2018 M10 17
Coucou c'est moi ! Le 31 août 2018, alors que la fin des vacances d’été mine le moral de tout le monde, Eminem décide de sortir, sans annonce préalable, son dixième album studio. « Kamikaze » devient disque d’or et s’écoule à 434 000 exemplaires en une semaine. « Dans certains cas, c'est carrément plus pertinent qu'une campagne promo traditionnelle », confie un attaché de presse parisien qui travaille pour l’un des principaux labels indépendants en France. « Si l'artiste est connu et surtout suivi avec des réseaux forts (streaming, réseaux sociaux), ça crée un effet surprise qui plaît aux fans et, en général, les curieux et les médias suivent bien derrière. »
Pochette surprise. Avant Eminem, Beyoncé (deux fois), Drake, Nekfeu ou encore Kendrick Lamar ont fait pareil. Des artistes très connus qui ont une base de fans importante sur le triptyque Facebook-Instagram-Twitter. Par exemple, Beyoncé monte à 119 millions d’abonnés sur Instagram et Drake est suivi par 37,5 millions de personnes sur Twitter. En sortant un album sans passer par le chemin classique de la promotion, à la fois routinier et éreintant, les artistes font le buzz et testent la fidélité de leurs fans. Ils leur font, en quelque sorte, un cadeau. Et on ne va pas se mentir : tout le monde aime les surprises.

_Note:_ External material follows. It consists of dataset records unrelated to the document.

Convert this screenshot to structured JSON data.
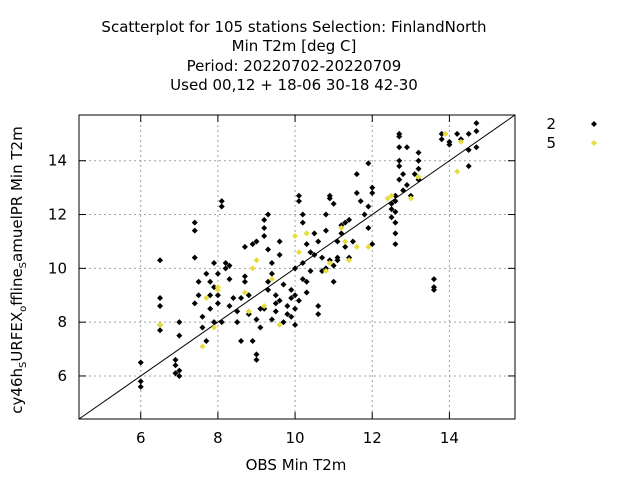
{
  "chart_data": {
    "type": "scatter",
    "title_lines": [
      "Scatterplot for  105 stations Selection: FinlandNorth",
      "Min T2m [deg C]",
      "Period: 20220702-20220709",
      "Used  00,12  + 18-06 30-18 42-30"
    ],
    "xlabel": "OBS Min T2m",
    "ylabel_base": "cy46h",
    "ylabel_sub1": "S",
    "ylabel_mid": "URFEX",
    "ylabel_sub2": "o",
    "ylabel_end": "ffline",
    "ylabel_sub3": "S",
    "ylabel_tail": "amuelPR Min T2m",
    "xlim": [
      4.4,
      15.7
    ],
    "ylim": [
      4.4,
      15.7
    ],
    "xticks": [
      6,
      8,
      10,
      12,
      14
    ],
    "yticks": [
      6,
      8,
      10,
      12,
      14
    ],
    "grid": true,
    "diagonal": true,
    "legend_position": "outside-right",
    "series": [
      {
        "name": "2",
        "color": "#000000",
        "marker": "diamond",
        "points": [
          [
            6.0,
            6.5
          ],
          [
            6.0,
            5.8
          ],
          [
            6.0,
            5.6
          ],
          [
            6.5,
            10.3
          ],
          [
            6.5,
            8.9
          ],
          [
            6.5,
            8.6
          ],
          [
            6.5,
            7.9
          ],
          [
            6.5,
            7.7
          ],
          [
            6.9,
            6.6
          ],
          [
            6.9,
            6.4
          ],
          [
            6.9,
            6.1
          ],
          [
            7.0,
            6.0
          ],
          [
            7.0,
            6.2
          ],
          [
            7.0,
            7.5
          ],
          [
            7.0,
            8.0
          ],
          [
            7.4,
            11.7
          ],
          [
            7.4,
            11.4
          ],
          [
            7.4,
            10.4
          ],
          [
            7.5,
            9.5
          ],
          [
            7.5,
            9.0
          ],
          [
            7.4,
            8.7
          ],
          [
            7.6,
            8.2
          ],
          [
            7.6,
            7.8
          ],
          [
            7.7,
            7.3
          ],
          [
            7.7,
            9.8
          ],
          [
            7.8,
            9.5
          ],
          [
            7.8,
            9.0
          ],
          [
            7.8,
            8.5
          ],
          [
            7.9,
            8.0
          ],
          [
            7.9,
            10.2
          ],
          [
            8.0,
            9.0
          ],
          [
            8.0,
            8.7
          ],
          [
            8.1,
            8.0
          ],
          [
            8.1,
            12.5
          ],
          [
            8.1,
            12.3
          ],
          [
            8.2,
            10.2
          ],
          [
            8.2,
            10.0
          ],
          [
            8.3,
            9.6
          ],
          [
            8.3,
            10.1
          ],
          [
            8.4,
            8.9
          ],
          [
            8.5,
            8.4
          ],
          [
            8.5,
            8.0
          ],
          [
            8.6,
            7.3
          ],
          [
            8.6,
            8.9
          ],
          [
            8.7,
            9.5
          ],
          [
            8.7,
            10.8
          ],
          [
            8.8,
            9.0
          ],
          [
            8.8,
            8.3
          ],
          [
            8.9,
            7.3
          ],
          [
            8.9,
            10.9
          ],
          [
            9.0,
            6.8
          ],
          [
            9.0,
            6.6
          ],
          [
            9.0,
            8.1
          ],
          [
            9.0,
            11.0
          ],
          [
            9.1,
            8.5
          ],
          [
            9.1,
            7.8
          ],
          [
            9.2,
            11.8
          ],
          [
            9.2,
            11.5
          ],
          [
            9.2,
            11.2
          ],
          [
            9.3,
            12.0
          ],
          [
            9.3,
            9.5
          ],
          [
            9.3,
            9.2
          ],
          [
            9.4,
            10.2
          ],
          [
            9.4,
            9.8
          ],
          [
            9.5,
            8.7
          ],
          [
            9.5,
            8.4
          ],
          [
            9.5,
            9.0
          ],
          [
            9.6,
            10.5
          ],
          [
            9.6,
            11.0
          ],
          [
            9.7,
            8.0
          ],
          [
            9.7,
            9.4
          ],
          [
            9.8,
            8.3
          ],
          [
            9.8,
            8.6
          ],
          [
            9.9,
            8.9
          ],
          [
            9.9,
            8.2
          ],
          [
            9.9,
            9.2
          ],
          [
            10.0,
            9.0
          ],
          [
            10.0,
            8.5
          ],
          [
            10.0,
            7.9
          ],
          [
            10.0,
            10.0
          ],
          [
            10.1,
            8.8
          ],
          [
            10.1,
            12.7
          ],
          [
            10.1,
            12.5
          ],
          [
            10.2,
            11.7
          ],
          [
            10.2,
            12.0
          ],
          [
            10.2,
            10.2
          ],
          [
            10.3,
            9.1
          ],
          [
            10.3,
            9.5
          ],
          [
            10.4,
            10.6
          ],
          [
            10.5,
            11.3
          ],
          [
            10.5,
            10.5
          ],
          [
            10.6,
            11.0
          ],
          [
            10.6,
            8.3
          ],
          [
            10.6,
            8.6
          ],
          [
            10.7,
            9.9
          ],
          [
            10.7,
            10.4
          ],
          [
            10.8,
            10.0
          ],
          [
            10.8,
            11.4
          ],
          [
            10.9,
            12.7
          ],
          [
            10.9,
            12.6
          ],
          [
            11.0,
            12.4
          ],
          [
            11.0,
            9.5
          ],
          [
            11.0,
            10.1
          ],
          [
            11.1,
            10.4
          ],
          [
            11.1,
            10.3
          ],
          [
            11.2,
            11.6
          ],
          [
            11.2,
            11.3
          ],
          [
            11.3,
            11.7
          ],
          [
            11.3,
            10.8
          ],
          [
            11.4,
            10.4
          ],
          [
            11.5,
            11.0
          ],
          [
            11.6,
            13.5
          ],
          [
            11.6,
            12.8
          ],
          [
            11.7,
            12.5
          ],
          [
            11.8,
            12.0
          ],
          [
            11.9,
            12.3
          ],
          [
            11.9,
            13.9
          ],
          [
            11.9,
            11.5
          ],
          [
            12.0,
            13.0
          ],
          [
            12.0,
            12.8
          ],
          [
            12.0,
            10.9
          ],
          [
            12.5,
            12.4
          ],
          [
            12.5,
            12.2
          ],
          [
            12.5,
            11.9
          ],
          [
            12.6,
            12.7
          ],
          [
            12.6,
            12.5
          ],
          [
            12.6,
            12.1
          ],
          [
            12.6,
            11.7
          ],
          [
            12.6,
            11.3
          ],
          [
            12.6,
            10.9
          ],
          [
            12.7,
            15.0
          ],
          [
            12.7,
            14.9
          ],
          [
            12.7,
            14.5
          ],
          [
            12.7,
            14.0
          ],
          [
            12.7,
            13.8
          ],
          [
            12.7,
            13.3
          ],
          [
            12.8,
            12.9
          ],
          [
            12.8,
            13.5
          ],
          [
            12.9,
            13.1
          ],
          [
            12.9,
            14.5
          ],
          [
            13.0,
            12.7
          ],
          [
            13.1,
            13.5
          ],
          [
            13.2,
            14.3
          ],
          [
            13.2,
            14.0
          ],
          [
            13.2,
            13.3
          ],
          [
            13.2,
            13.7
          ],
          [
            13.6,
            9.6
          ],
          [
            13.6,
            9.3
          ],
          [
            13.6,
            9.2
          ],
          [
            13.8,
            14.8
          ],
          [
            13.8,
            15.0
          ],
          [
            14.0,
            14.7
          ],
          [
            14.0,
            14.6
          ],
          [
            14.2,
            15.0
          ],
          [
            14.3,
            14.8
          ],
          [
            14.5,
            15.0
          ],
          [
            14.5,
            14.4
          ],
          [
            14.5,
            13.8
          ],
          [
            14.7,
            15.4
          ],
          [
            14.7,
            15.1
          ],
          [
            14.7,
            14.5
          ],
          [
            9.2,
            8.5
          ],
          [
            9.4,
            8.1
          ],
          [
            9.6,
            8.8
          ],
          [
            10.2,
            9.6
          ],
          [
            10.4,
            9.9
          ],
          [
            10.9,
            10.3
          ],
          [
            11.1,
            11.0
          ],
          [
            8.3,
            8.6
          ],
          [
            8.7,
            9.7
          ],
          [
            9.3,
            10.7
          ],
          [
            10.3,
            10.9
          ],
          [
            10.8,
            12.0
          ],
          [
            11.4,
            11.8
          ],
          [
            7.9,
            9.3
          ],
          [
            8.0,
            9.8
          ]
        ]
      },
      {
        "name": "5",
        "color": "#e8dc3c",
        "marker": "diamond",
        "points": [
          [
            6.5,
            7.9
          ],
          [
            7.6,
            7.1
          ],
          [
            7.7,
            8.9
          ],
          [
            7.9,
            7.8
          ],
          [
            8.0,
            9.3
          ],
          [
            8.0,
            9.2
          ],
          [
            8.7,
            9.1
          ],
          [
            8.8,
            8.4
          ],
          [
            8.9,
            10.0
          ],
          [
            9.0,
            10.3
          ],
          [
            9.2,
            8.6
          ],
          [
            9.4,
            9.6
          ],
          [
            9.6,
            7.9
          ],
          [
            10.0,
            11.2
          ],
          [
            10.1,
            10.6
          ],
          [
            10.3,
            11.3
          ],
          [
            10.8,
            9.9
          ],
          [
            10.9,
            10.2
          ],
          [
            11.2,
            11.5
          ],
          [
            11.3,
            11.0
          ],
          [
            11.4,
            10.3
          ],
          [
            11.6,
            10.8
          ],
          [
            11.9,
            10.8
          ],
          [
            12.4,
            12.6
          ],
          [
            12.5,
            12.7
          ],
          [
            13.0,
            12.6
          ],
          [
            13.2,
            13.4
          ],
          [
            13.9,
            15.0
          ],
          [
            14.2,
            13.6
          ],
          [
            14.3,
            14.7
          ]
        ]
      }
    ]
  }
}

Effet inverse. L’année 2013 a marqué un tournant : elle a été relativement dense en termes de disques qui arrivent comme un cheveu sur la soupe : Beyoncé, David Bowie, My Bloody Valentine ou encore Death Grips… Les annonces surprises se sont cependant enchaînées et l’idée d’un autre disque qui sort de nulle part est devenue aussi excitante qu’un concert de Bob Dylan. À force, l’effet de stupeur finit par ne plus surprendre personne et devient simplement une autre manière de nous vendre la même chose : un album.
Streaming first. Néanmoins, l'effet fonctionne et fonctionnera toujours. Même si cette tendance finit par devenir un chouïa lassante, les fans restent réceptifs et friands de ce genre d'annonce. On remarque surtout un changement des mentalités. Les chiffres du streaming, notamment pour les musiques dites « urbaines », sont extrêmement bons. Dès lors, sortir d’abord un nouvel album en ligne avant les CD et vinyles n’a plus rien d’aberrant. Loin de là.
Bonne idée ? Le risque est que la surprise passe inaperçue, que le buzz ne prenne pas et que l’album soit oublié aussi vite qu’il n’est apparu. Contrairement à une campagne de promotion plus classique, où l’artiste comme le label peuvent prendre la température en amont, il n’y a pas de plan B : si l’info ne fait pas le buzz, le disque risque de ne pas marcher. C’est donc une bonne idée si le moment se présente où s’il s’agit d’un retour improbable, comme David Bowie en 2013. Mais pour Usher et son dernier album « A », sorti seulement deux ans après « Looking 4 Myself », on reste mitigé.